According to the Pakistani delegation, the idea of telecasting the meeting germinated when ndtv’s Prannoy Roy approached a senior official of the Pakistan High Commission for a copy of the cassette ptv was taping of the event. The Pakistanis were initially divided over the request but a Star TV representative swung the deal after he doggedly argued that a telecast of the meet could become a PR coup for Musharraf and enable him to articulate his views to the Indian audience.
The Pakistani delegation then decided to take the gamble. Sources say it was Pakistan’s information secretary, Anwar Mehmood, who asked ptv to deliver a copy of the recording to Star TV. And it turned out to be a veritable coup for Musharraf—on Indian soil. As millions watched what was billed as a private and informal meet, the Pakistani side had every reason to feel triumphant.
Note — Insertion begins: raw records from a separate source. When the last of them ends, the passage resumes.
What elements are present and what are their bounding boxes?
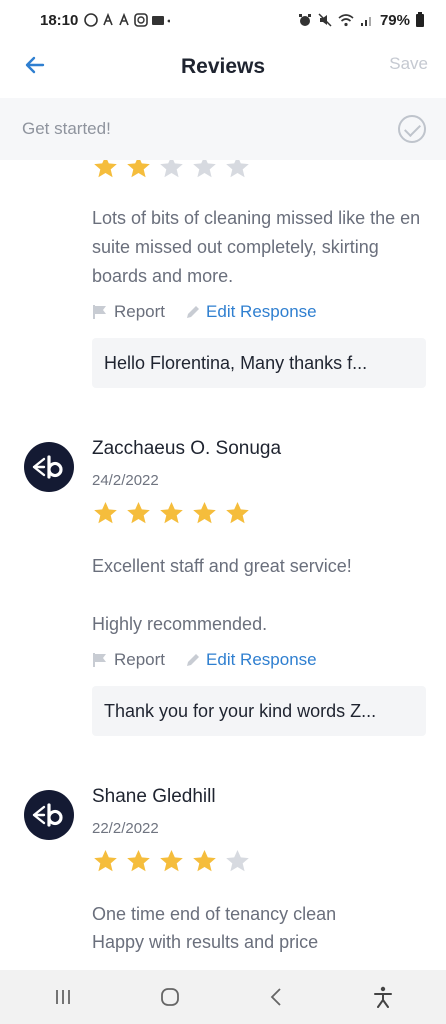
flag-icon (93, 653, 106, 667)
report-button[interactable]: Report (92, 302, 165, 322)
avatar (24, 790, 74, 840)
review-text: Lots of bits of cleaning missed like the… (92, 208, 421, 286)
battery-icon (416, 11, 424, 27)
recent-apps-icon (56, 990, 71, 1004)
alarm-icon (298, 14, 311, 26)
wifi-icon (338, 14, 354, 27)
edit-response-button[interactable]: Edit Response (185, 302, 317, 322)
flag-icon (93, 305, 106, 319)
edit-response-label: Edit Response (206, 302, 317, 321)
reviewer-name: Zacchaeus O. Sonuga (92, 438, 282, 459)
star-filled-icon (127, 502, 150, 524)
save-button[interactable]: Save (389, 54, 428, 74)
notification-icons (84, 13, 171, 27)
status-time: 18:10 (40, 11, 79, 29)
response-preview[interactable]: Thank you for your kind words Z... (92, 686, 426, 736)
review-text: One time end of tenancy clean (92, 904, 337, 924)
report-label: Report (114, 302, 166, 321)
review-actions: Report Edit Response (92, 302, 317, 322)
star-filled-icon (160, 502, 183, 524)
review-text-continued: Happy with results and price (92, 932, 319, 952)
chevron-left-icon (270, 988, 281, 1006)
get-started-label: Get started! (22, 119, 111, 138)
star-filled-icon (94, 850, 117, 872)
signal-icon (360, 17, 371, 26)
star-filled-icon (193, 502, 216, 524)
back-button[interactable] (256, 977, 296, 1017)
get-started-bar[interactable]: Get started! (0, 98, 446, 160)
home-icon (160, 988, 179, 1006)
star-filled-icon (127, 850, 150, 872)
accessibility-button[interactable] (363, 977, 403, 1017)
pencil-icon (187, 653, 200, 666)
report-label: Report (114, 650, 166, 669)
star-empty-icon (226, 160, 249, 178)
star-filled-icon (94, 502, 117, 524)
edit-response-label: Edit Response (206, 650, 317, 669)
review-date: 22/2/2022 (92, 820, 159, 837)
star-rating (92, 848, 251, 875)
star-filled-icon (94, 160, 117, 178)
review-text-continued: Highly recommended. (92, 614, 268, 634)
battery-percent: 79% (379, 11, 410, 29)
star-empty-icon (193, 160, 216, 178)
report-button[interactable]: Report (92, 650, 165, 670)
star-rating (92, 500, 251, 527)
review-actions: Report Edit Response (92, 650, 317, 670)
brand-logo-icon (32, 455, 63, 479)
accessibility-icon (373, 986, 392, 1008)
reviewer-name: Shane Gledhill (92, 786, 216, 807)
page-title: Reviews (180, 55, 266, 78)
review-text: Excellent staff and great service! (92, 556, 352, 576)
check-circle-icon (398, 115, 426, 143)
brand-logo-icon (32, 803, 63, 827)
star-filled-icon (160, 850, 183, 872)
star-filled-icon (193, 850, 216, 872)
edit-response-button[interactable]: Edit Response (185, 650, 317, 670)
star-filled-icon (226, 502, 249, 524)
app-header: Reviews Save (0, 40, 446, 94)
reviews-list[interactable]: Lots of bits of cleaning missed like the… (0, 160, 446, 970)
star-rating (92, 160, 251, 181)
mute-icon (318, 13, 332, 27)
star-filled-icon (127, 160, 150, 178)
recent-apps-button[interactable] (43, 977, 83, 1017)
star-empty-icon (226, 850, 249, 872)
star-empty-icon (160, 160, 183, 178)
response-preview[interactable]: Hello Florentina, Many thanks f... (92, 338, 426, 388)
back-arrow-icon[interactable] (22, 52, 48, 78)
status-bar: 18:10 79% (0, 0, 446, 40)
pencil-icon (187, 305, 200, 318)
review-date: 24/2/2022 (92, 472, 159, 489)
system-nav-bar (0, 970, 446, 1024)
home-button[interactable] (150, 977, 190, 1017)
avatar (24, 442, 74, 492)
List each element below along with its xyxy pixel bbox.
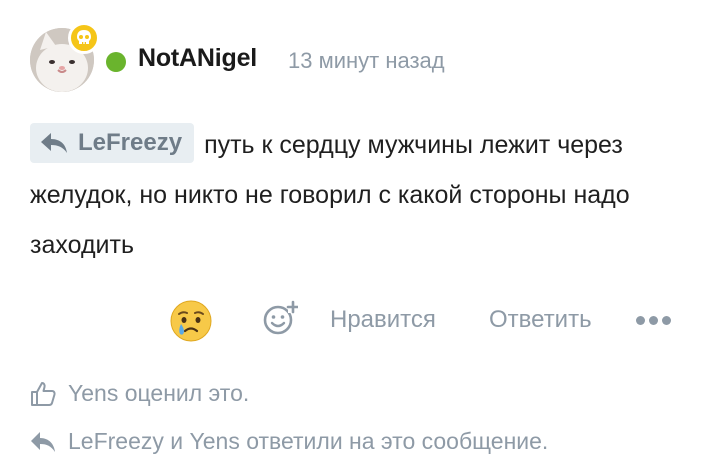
liked-by-text: Yens оценил это. — [68, 380, 250, 406]
author-name[interactable]: NotANigel — [138, 44, 257, 73]
reply-to-chip[interactable]: LeFreezy — [30, 123, 195, 164]
more-dot — [662, 315, 671, 325]
reply-arrow-icon — [41, 133, 67, 154]
crying-face-icon[interactable] — [170, 300, 212, 342]
like-button[interactable]: Нравится — [330, 306, 436, 334]
more-dot — [636, 315, 645, 325]
message-body: LeFreezy путь к сердцу мужчины лежит чер… — [30, 120, 670, 270]
post-timestamp[interactable]: 13 минут назад — [288, 48, 445, 74]
online-status-dot — [106, 52, 126, 72]
replied-by-note[interactable]: LeFreezy и Yens ответили на это сообщени… — [30, 428, 548, 455]
reply-button[interactable]: Ответить — [489, 306, 592, 334]
author-avatar[interactable] — [30, 22, 100, 92]
more-dots-icon[interactable] — [636, 310, 672, 330]
reply-arrow-icon — [31, 431, 55, 452]
thumbs-up-icon — [31, 381, 56, 406]
smiley-plus-icon[interactable] — [262, 300, 300, 336]
liked-by-note[interactable]: Yens оценил это. — [30, 380, 249, 407]
skull-icon — [68, 22, 100, 54]
reply-to-name: LeFreezy — [78, 129, 183, 157]
replied-by-text: LeFreezy и Yens ответили на это сообщени… — [68, 428, 549, 454]
more-dot — [649, 315, 658, 325]
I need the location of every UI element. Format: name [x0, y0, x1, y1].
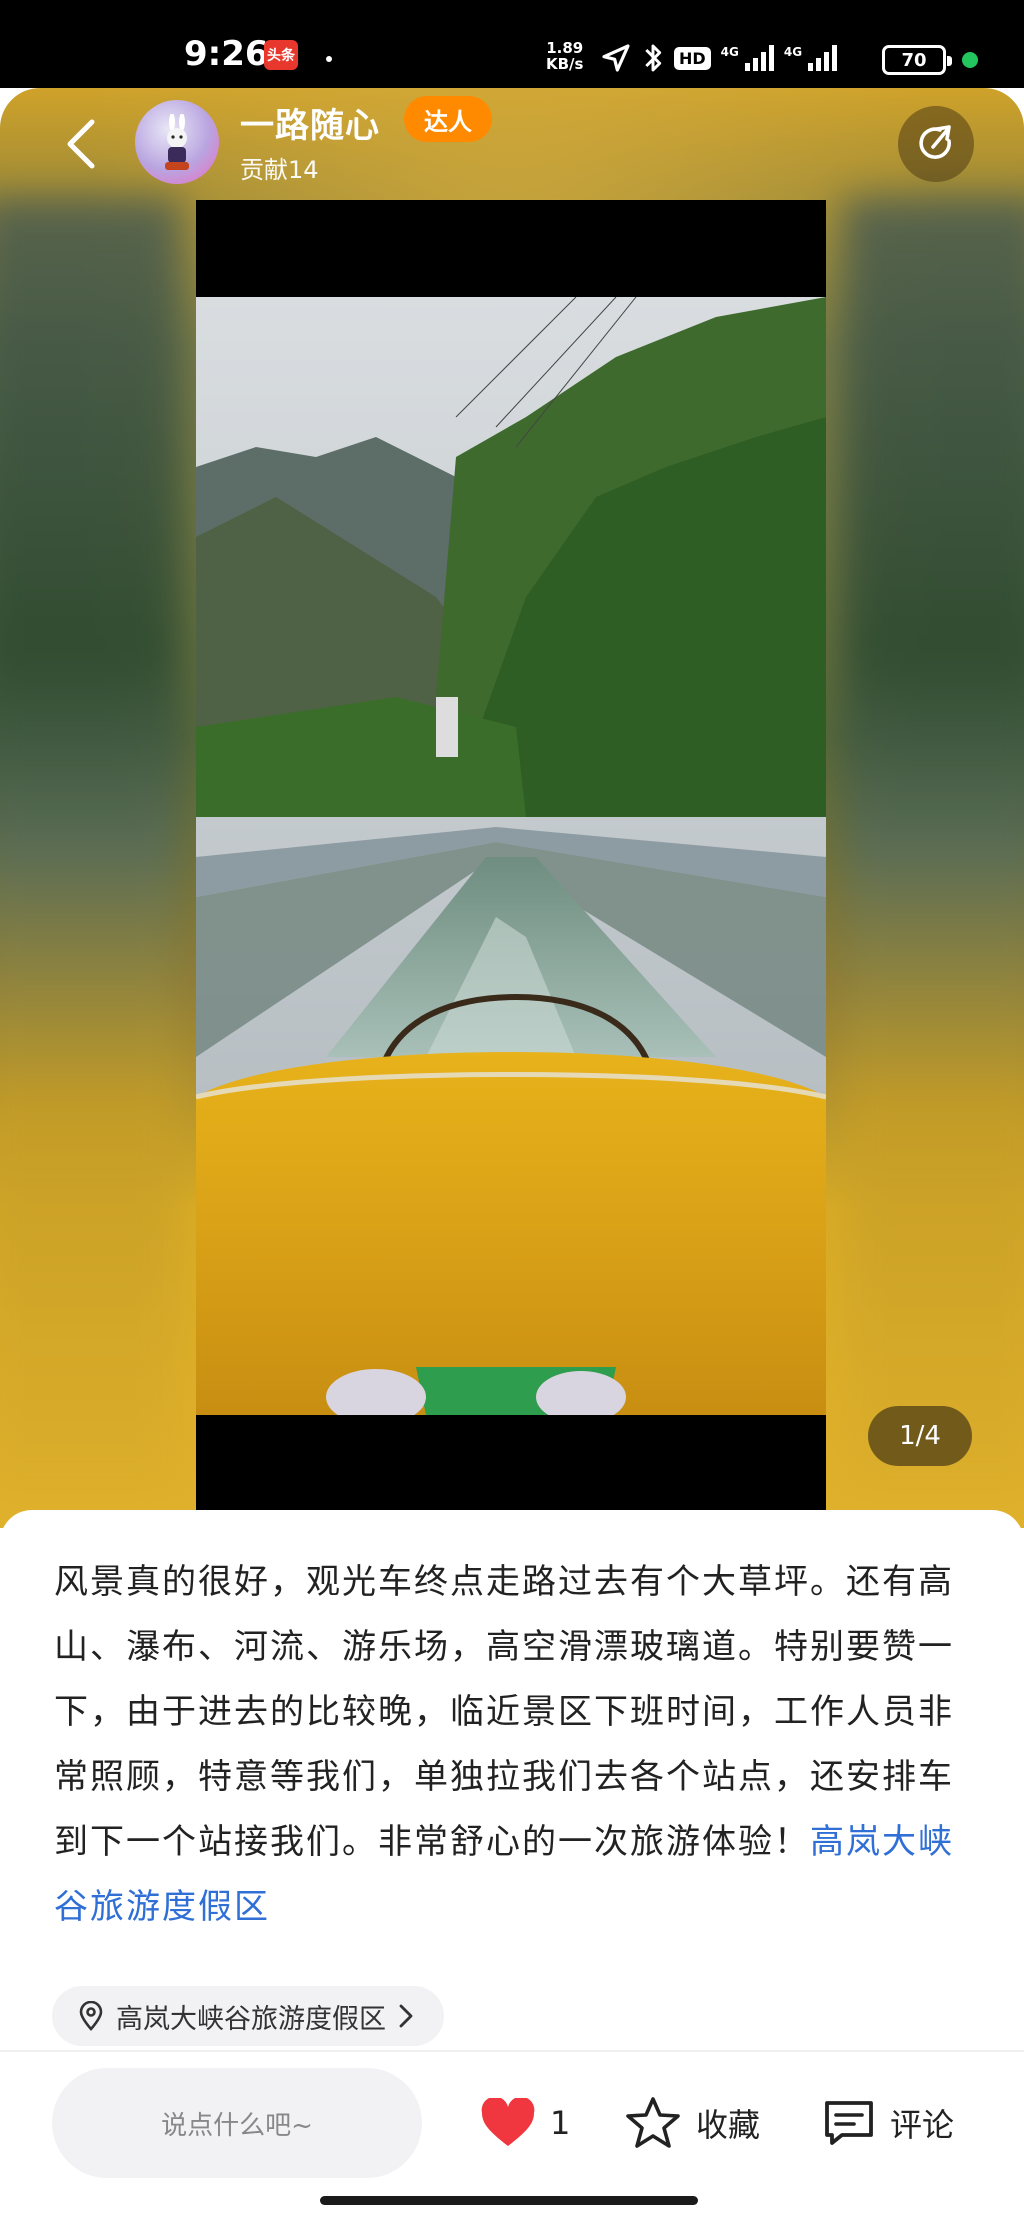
divider [0, 2050, 1024, 2052]
favorite-button[interactable]: 收藏 [624, 2095, 760, 2151]
comment-icon [825, 2101, 873, 2145]
signal-icon: 4G [721, 45, 774, 71]
comment-label: 评论 [890, 2106, 955, 2144]
location-chip[interactable]: 高岚大峡谷旅游度假区 [52, 1986, 444, 2046]
gallery-photo[interactable] [196, 297, 826, 1415]
favorite-label: 收藏 [696, 2106, 761, 2144]
comment-input[interactable]: 说点什么吧~ [52, 2068, 422, 2178]
toutiao-app-icon: 头条 [264, 40, 298, 70]
bluetooth-icon [645, 44, 662, 72]
share-button[interactable] [898, 106, 974, 182]
avatar[interactable] [135, 100, 219, 184]
status-bar: 9:26 头条 1.89 KB/s HD 4G 4G 70 [0, 0, 1024, 88]
author-name[interactable]: 一路随心 [240, 98, 380, 147]
signal-2-label: 4G [783, 45, 803, 59]
avatar-rabbit-figure [165, 114, 189, 170]
battery-level: 70 [901, 49, 927, 71]
blurred-background-right [844, 198, 1024, 1498]
network-speed: 1.89 KB/s [546, 40, 583, 72]
like-count: 1 [550, 2104, 571, 2142]
photo-frame [196, 200, 826, 1512]
signal-icon-2: 4G [783, 45, 838, 71]
page-indicator: 1/4 [868, 1406, 972, 1466]
home-indicator[interactable] [320, 2196, 698, 2205]
hd-voice-badge: HD [674, 46, 711, 70]
network-speed-value: 1.89 [546, 39, 584, 57]
share-icon [919, 125, 951, 159]
photo-viewer[interactable]: 一路随心 达人 贡献14 1/4 [0, 88, 1024, 1528]
battery-icon: 70 [882, 45, 952, 75]
star-icon [626, 2097, 680, 2148]
blurred-background-left [0, 198, 180, 1498]
contribution-count: 贡献14 [240, 156, 319, 184]
chevron-right-icon [399, 2004, 413, 2028]
network-speed-unit: KB/s [546, 55, 584, 73]
status-time: 9:26 [184, 34, 269, 74]
post-text: 风景真的很好，观光车终点走路过去有个大草坪。还有高山、瀑布、河流、游乐场，高空滑… [54, 1550, 954, 1940]
location-name: 高岚大峡谷旅游度假区 [116, 2003, 386, 2035]
location-pin-icon [79, 2001, 103, 2031]
like-button[interactable]: 1 [480, 2095, 570, 2151]
back-icon[interactable] [56, 114, 106, 174]
expert-badge: 达人 [404, 96, 492, 142]
status-icons: HD 4G 4G [600, 38, 838, 78]
post-body: 风景真的很好，观光车终点走路过去有个大草坪。还有高山、瀑布、河流、游乐场，高空滑… [54, 1562, 954, 1862]
comment-button[interactable]: 评论 [822, 2095, 954, 2151]
content-sheet: 风景真的很好，观光车终点走路过去有个大草坪。还有高山、瀑布、河流、游乐场，高空滑… [0, 1510, 1024, 2219]
signal-1-label: 4G [720, 45, 739, 59]
privacy-indicator-dot [962, 52, 978, 68]
notification-dot [326, 56, 332, 62]
location-arrow-icon [602, 44, 630, 72]
heart-icon [481, 2098, 535, 2146]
The meet was their most tangible gain. "We have achieved what we wanted to achieve," remarked a senior Pakistani diplomat, after the summit ended in a deadlock.
A piqued Indian delegation released Prime Minister A.B. Vajpayee’s opening statement at the delegation meet, asking for the return of 54 PoWs believed to be languishing in Pakistan, the extradition of the Kandahar hijackers and expressing his concern over Dawood Ibrahim’s activities in Pakistan.
But this was more a damage-control exercise, in fact a tacit acceptance that the Pakistanis had won the media war. It’s altogether a different issue that the breakfast meeting put the skids under the Agra summit.